Sales enablement tools are at the center of every aligned company. There is no other way for the collaboration to work. Even very aligned companies still must deal with the fact that marketing and sales teams do have some self-interest and differing goals that can create friction between the two teams.
Content, for instance, is a valuable sales enablement tool. By arming your sales teams with relevant content that they can use to help nurture prospects through the sales process, you are giving them tools that help them to do their job. The same can be said for tools. A CRM tool is an essential sales enablement tool. Any investment that you make that will help your sales team to close sales is an investment in your business as a whole.
Use Shared Goals
For your marketing and sales teams to work toward a common goal, you actually have to define those goals. “Growing the company” is not a goal. What are the specific metrics and KPIs where their interests align? Use those to your advantage. Find areas where they naturally have some overlap in terms of what they want to achieve. Don’t force it.
Let your teams brainstorm together to find shared goals that will work for both teams without changing their focuses or processes too drastically. The more common ground that you can find among remote sales and marketing teams, the better chance you have of achieving meaningful alignment. We recommend that companies use the SMART Goals System to plan effective goals.
Celebrate Successes
When things go right, let people kick back and enjoy it. When you reach a goal, give your teams a reward of some kind. Maybe you could order a pizza to everyone’s house? Or open up a group call and let everyone joke around for an hour or two instead of working. Or maybe just give them a paid day off. You want to make sure that your teams know how important sales and marketing alignment among your remote teams is to your company, and use that to create a positive atmosphere when things go right.

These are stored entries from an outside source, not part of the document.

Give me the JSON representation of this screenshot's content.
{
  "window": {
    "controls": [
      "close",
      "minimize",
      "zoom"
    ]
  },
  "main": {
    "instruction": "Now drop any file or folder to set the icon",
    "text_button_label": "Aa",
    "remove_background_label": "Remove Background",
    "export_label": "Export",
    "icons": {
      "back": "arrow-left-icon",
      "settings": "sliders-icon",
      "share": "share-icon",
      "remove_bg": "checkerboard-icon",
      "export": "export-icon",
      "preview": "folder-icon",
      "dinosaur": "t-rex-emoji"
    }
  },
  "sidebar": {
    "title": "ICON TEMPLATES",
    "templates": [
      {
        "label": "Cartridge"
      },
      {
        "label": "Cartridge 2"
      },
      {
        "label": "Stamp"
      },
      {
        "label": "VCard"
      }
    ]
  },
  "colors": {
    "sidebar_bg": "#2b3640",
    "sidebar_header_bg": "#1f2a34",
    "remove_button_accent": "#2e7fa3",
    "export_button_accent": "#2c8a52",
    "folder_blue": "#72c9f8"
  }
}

Alignment Takes Time & Effort
The main point that we want to drive home here is that creating alignment between your sales and marketing teams in a remote organization takes some serious time and effort. It won’t happen overnight. Focus on creating small improvements in your alignment strategies and over time you’ll begin to see those improvements start to result in measurable sales. Alignment is an ongoing strategy that will never be perfect and always has room for improvement.